GiS Spotlight: 2018 Finalists David Li, Michelle Sung, Aarthi Vijayakumar, and Rebecca Li
David Li, Michelle Sung, Aarthi Vijayakumar, and Rebecca Li were named 2018 Genes in Space Finalists meaning their proposal was one of the top 5 submissions received in the 2018 contest! David is a student at Woodbury High School in Minnesota while Aarthi, Rebecca, and Michelle attend Mounds View High School in Minnesota. The team is currently hard at work preparing to present their proposal to the Genes in Space judges at the 2018 International Space Station Research and Development Conference under the guidance of their mentor Deniz Atabay. David, Michelle, Aarthi, and Rebecca were also featured by local news. Here they share a bit about their Genes in Space experience thus far.
What inspired you to apply to Genes in Space?
All four of us are all passionate about different aspects of biology, ranging from analyzing fossils and cladograms to understanding how DNA is translated into millions of proteins. We wanted to challenge ourselves and gain some insight into space biology.
How did you first become interested in science
From a very young age, we were all fascinated by science and discovering how the world around us works. We started to explore several different aspects of science and as we grew up, this interest grew as well. By the time we reached high school, we had all decided we wanted to pursue a career in science in the future.

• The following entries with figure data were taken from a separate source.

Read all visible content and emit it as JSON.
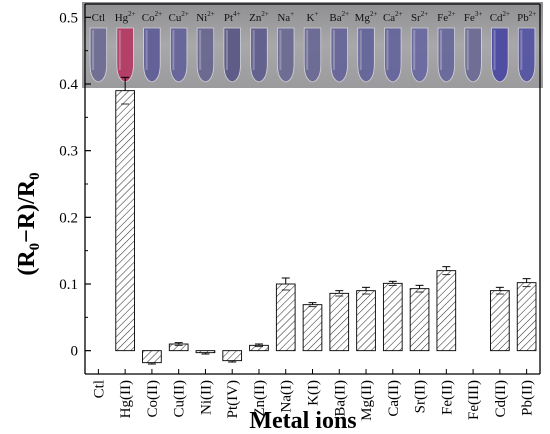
{
  "chart_data": {
    "type": "bar",
    "title": "",
    "xlabel": "Metal ions",
    "ylabel_main": "(R",
    "ylabel_sub0": "0",
    "ylabel_mid": "−R)/R",
    "ylabel_sub1": "0",
    "ylim": [
      -0.035,
      0.52
    ],
    "yticks": [
      "0",
      "0.1",
      "0.2",
      "0.3",
      "0.4",
      "0.5"
    ],
    "yticks_values": [
      0,
      0.1,
      0.2,
      0.3,
      0.4,
      0.5
    ],
    "categories": [
      "Ctl",
      "Hg(II)",
      "Co(II)",
      "Cu(II)",
      "Ni(II)",
      "Pt(IV)",
      "Zn(II)",
      "Na(I)",
      "K(I)",
      "Ba(II)",
      "Mg(II)",
      "Ca(II)",
      "Sr(II)",
      "Fe(II)",
      "Fe(III)",
      "Cd(II)",
      "Pb(II)"
    ],
    "values": [
      0,
      0.39,
      -0.018,
      0.01,
      -0.003,
      -0.015,
      0.008,
      0.1,
      0.069,
      0.086,
      0.09,
      0.101,
      0.093,
      0.12,
      0,
      0.09,
      0.102
    ],
    "errors": [
      0,
      0.02,
      0.002,
      0.002,
      0.002,
      0.002,
      0.002,
      0.009,
      0.003,
      0.004,
      0.005,
      0.003,
      0.005,
      0.006,
      0,
      0.005,
      0.006
    ],
    "bar_pattern": "diagonal-hatch",
    "bar_color": "#333333",
    "grid": false,
    "inset_photo": {
      "labels": [
        {
          "base": "Ctl",
          "sup": ""
        },
        {
          "base": "Hg",
          "sup": "2+"
        },
        {
          "base": "Co",
          "sup": "2+"
        },
        {
          "base": "Cu",
          "sup": "2+"
        },
        {
          "base": "Ni",
          "sup": "2+"
        },
        {
          "base": "Pt",
          "sup": "4+"
        },
        {
          "base": "Zn",
          "sup": "2+"
        },
        {
          "base": "Na",
          "sup": "+"
        },
        {
          "base": "K",
          "sup": "+"
        },
        {
          "base": "Ba",
          "sup": "2+"
        },
        {
          "base": "Mg",
          "sup": "2+"
        },
        {
          "base": "Ca",
          "sup": "2+"
        },
        {
          "base": "Sr",
          "sup": "2+"
        },
        {
          "base": "Fe",
          "sup": "2+"
        },
        {
          "base": "Fe",
          "sup": "3+"
        },
        {
          "base": "Cd",
          "sup": "2+"
        },
        {
          "base": "Pb",
          "sup": "2+"
        }
      ],
      "tube_colors": [
        "#6f6d93",
        "#b43b63",
        "#5f5e98",
        "#66649a",
        "#6a6890",
        "#5c5a86",
        "#605e8c",
        "#6c6b93",
        "#6b6a95",
        "#676699",
        "#66659a",
        "#67669c",
        "#6a6aa0",
        "#6a6a9c",
        "#6e6c94",
        "#4c4aa0",
        "#5655a2"
      ],
      "background": "#a3a3a6"
    }
  }
}
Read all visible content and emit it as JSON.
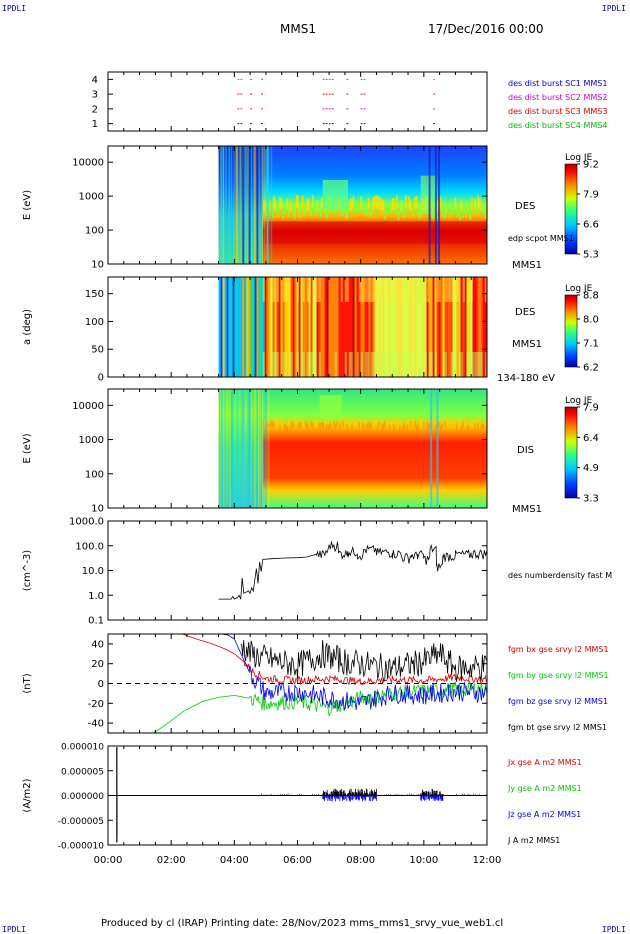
{
  "header": {
    "corner_tl": "IPDLI",
    "corner_tr": "IPDLI",
    "corner_bl": "IPDLI",
    "corner_br": "IPDLI",
    "spacecraft": "MMS1",
    "date": "17/Dec/2016 00:00"
  },
  "footer": {
    "text": "Produced by cl (IRAP)   Printing date: 28/Nov/2023   mms_mms1_srvy_vue_web1.cl"
  },
  "colors": {
    "mms1": "#0000cc",
    "mms2": "#cc00cc",
    "mms3": "#dd0000",
    "mms4": "#00bb00",
    "bx": "#dd0000",
    "by": "#00cc00",
    "bz": "#0000ee",
    "bt": "#000000"
  },
  "chart_data": [
    {
      "type": "scatter",
      "panel": "burst",
      "ylim": [
        0.5,
        4.5
      ],
      "yticks": [
        "1",
        "2",
        "3",
        "4"
      ],
      "legend": [
        "des dist burst SC1 MMS1",
        "des dist burst SC2 MMS2",
        "des dist burst SC3 MMS3",
        "des dist burst SC4 MMS4"
      ],
      "segments_hours": [
        [
          4.1,
          4.25
        ],
        [
          4.5,
          4.6
        ],
        [
          4.85,
          4.95
        ],
        [
          6.8,
          7.15
        ],
        [
          7.55,
          7.65
        ],
        [
          8.0,
          8.15
        ],
        [
          10.3,
          10.35
        ]
      ]
    },
    {
      "type": "heatmap",
      "panel": "des-energy",
      "ylabel": "E (eV)",
      "yscale": "log",
      "ylim": [
        10,
        30000
      ],
      "yticks": [
        "10",
        "100",
        "1000",
        "10000"
      ],
      "label": "DES",
      "sublabel": "edp scpot MMS1",
      "bottom_label": "MMS1",
      "colorbar": {
        "title": "Log JE",
        "ticks": [
          "9.2",
          "7.9",
          "6.6",
          "5.3"
        ],
        "range": [
          5.3,
          9.2
        ]
      }
    },
    {
      "type": "heatmap",
      "panel": "des-pitch",
      "ylabel": "a (deg)",
      "ylim": [
        0,
        180
      ],
      "yticks": [
        "0",
        "50",
        "100",
        "150"
      ],
      "label": "DES",
      "sublabel": "MMS1",
      "bottom_label": "134-180 eV",
      "colorbar": {
        "title": "Log JE",
        "ticks": [
          "8.8",
          "8.0",
          "7.1",
          "6.2"
        ],
        "range": [
          6.2,
          8.8
        ]
      }
    },
    {
      "type": "heatmap",
      "panel": "dis-energy",
      "ylabel": "E (eV)",
      "yscale": "log",
      "ylim": [
        10,
        30000
      ],
      "yticks": [
        "10",
        "100",
        "1000",
        "10000"
      ],
      "label": "DIS",
      "bottom_label": "MMS1",
      "colorbar": {
        "title": "Log JE",
        "ticks": [
          "7.9",
          "6.4",
          "4.9",
          "3.3"
        ],
        "range": [
          3.3,
          7.9
        ]
      }
    },
    {
      "type": "line",
      "panel": "density",
      "ylabel": "(cm^-3)",
      "yscale": "log",
      "ylim": [
        0.1,
        1000
      ],
      "yticks": [
        "0.1",
        "1.0",
        "10.0",
        "100.0",
        "1000.0"
      ],
      "legend": [
        "des numberdensity fast M"
      ],
      "x_hours": [
        3.5,
        3.9,
        3.95,
        4.0,
        4.1,
        4.15,
        4.2,
        4.25,
        4.3,
        4.45,
        4.5,
        4.55,
        4.6,
        4.7,
        4.75,
        4.8,
        4.85,
        4.9,
        5.2,
        5.6,
        6.0,
        6.3,
        6.6,
        6.9,
        7.0,
        7.3,
        7.6,
        7.9,
        8.1,
        8.5,
        9.0,
        9.3,
        9.6,
        9.8,
        10.0,
        10.2,
        10.4,
        10.6,
        11.0,
        11.5,
        12.0
      ],
      "values": [
        0.7,
        0.7,
        0.9,
        0.7,
        0.8,
        1.0,
        0.7,
        5.0,
        1.2,
        1.5,
        1.2,
        2.0,
        1.5,
        12,
        3,
        22,
        9,
        28,
        30,
        32,
        33,
        35,
        45,
        60,
        110,
        50,
        60,
        45,
        70,
        55,
        50,
        35,
        40,
        45,
        30,
        75,
        15,
        40,
        45,
        50,
        48
      ]
    },
    {
      "type": "line",
      "panel": "magnetic-field",
      "ylabel": "(nT)",
      "ylim": [
        -50,
        50
      ],
      "yticks": [
        "-40",
        "-20",
        "0",
        "20",
        "40"
      ],
      "legend": [
        "fgm bx gse srvy l2 MMS1",
        "fgm by gse srvy l2 MMS1",
        "fgm bz gse srvy l2 MMS1",
        "fgm bt gse srvy l2 MMS1"
      ],
      "series": [
        {
          "name": "fgm bx gse srvy l2 MMS1",
          "x": [
            2.35,
            2.8,
            3.3,
            3.7,
            4.0,
            4.3,
            4.6,
            5.0,
            6.0,
            7.0,
            8.0,
            9.0,
            10.0,
            11.0,
            12.0
          ],
          "values": [
            50,
            45,
            40,
            35,
            30,
            22,
            12,
            5,
            3,
            5,
            2,
            4,
            3,
            6,
            4
          ]
        },
        {
          "name": "fgm by gse srvy l2 MMS1",
          "x": [
            1.45,
            1.9,
            2.4,
            3.0,
            3.5,
            4.0,
            4.5,
            5.0,
            6.0,
            7.0,
            8.0,
            9.0,
            10.0,
            11.0,
            12.0
          ],
          "values": [
            -50,
            -40,
            -28,
            -18,
            -14,
            -12,
            -15,
            -20,
            -18,
            -25,
            -15,
            -10,
            -8,
            -6,
            -5
          ]
        },
        {
          "name": "fgm bz gse srvy l2 MMS1",
          "x": [
            3.6,
            3.8,
            4.0,
            4.5,
            5.0,
            6.0,
            7.0,
            8.0,
            9.0,
            10.0,
            11.0,
            12.0
          ],
          "values": [
            50,
            49,
            45,
            10,
            -10,
            -8,
            -15,
            -20,
            -10,
            -12,
            -8,
            -10
          ]
        },
        {
          "name": "fgm bt gse srvy l2 MMS1",
          "x": [
            4.2,
            4.5,
            5.0,
            6.0,
            6.8,
            7.5,
            8.0,
            9.0,
            10.0,
            10.5,
            11.0,
            12.0
          ],
          "values": [
            40,
            30,
            25,
            18,
            30,
            22,
            20,
            15,
            22,
            30,
            15,
            18
          ]
        }
      ]
    },
    {
      "type": "line",
      "panel": "current-density",
      "ylabel": "(A/m2)",
      "ylim": [
        -1e-05,
        1e-05
      ],
      "yticks": [
        "-0.000010",
        "-0.000005",
        "0.000000",
        "0.000005",
        "0.000010"
      ],
      "legend": [
        "Jx gse A m2 MMS1",
        "Jy gse A m2 MMS1",
        "Jz gse A m2 MMS1",
        "J A m2 MMS1"
      ]
    }
  ],
  "xaxis": {
    "xlim": [
      0,
      12
    ],
    "ticks": [
      "00:00",
      "02:00",
      "04:00",
      "06:00",
      "08:00",
      "10:00",
      "12:00"
    ]
  }
}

Genes in Space is where we really started to explore how biology could be related to space. We were all relatively unaware of developments in space biology and had seen space and biology as two very different, unrelated fields in the past. But in the last few months, we’ve learned a lot about how the two are intertwined and found that really interesting as well.
Tell us a little bit about your topic. How and
why did you choose your topic?
The idea behind our proposal is to investigate how DNA repair pathways are affected by conditions in space (specifically microgravity). We plan to measure these changes using RNA-seq, Ribo-seq, PCR, and next-generation sequencing.
We have all conducted some form of biological research in labs at the University of Minnesota, ranging from neuroscience to immunology to DNA repair. Drawing from this experience, we decided to focus on DNA repair. In particular, the CRISPR/Cas9 system generates breaks at specific sites, so we wanted to use it as a tool to explore pathway choice. This topic was something we were all somewhat familiar with, but also something we could explore more deeply in preparation for this competition.
Tell us a little bit about what you have been working on since the Genes in Space Finalist announcement. What has it been like to work with your mentor?
Since the announcement, we’ve been working to modify our initial idea to the different experiment guidelines in alignment with the competition. We were able to expand on and improve our proposed experiment and use it for our ambitious and freeze-and-fly project. It has been an incredible experience to work with Deniz. Not only has he always been supportive of our ideas and encouraged us to explore further, he has given us valuable input and fresh ideas that we can work with and useful advice on how to give an impactful and fluid presentation.
What did you gain by participating in Genes in Space?
We gained a lot of knowledge about space biology and various laboratory techniques from researching our project. In particular, we were all able to understand a lot about the CRISPR system, which really opened our eyes to the endless possibilities for the future of science. Equally as important, we learned how to creatively solve problems when reaching obstacles and work together effectively as a small team.
Do you have any advice for future Genes in Space contestants?
Keep up to date on research papers so you know where the field is at. Many have interesting results and approaches that can inspire experiments. Also, try to get together often to discuss the project in person; group chemistry is key!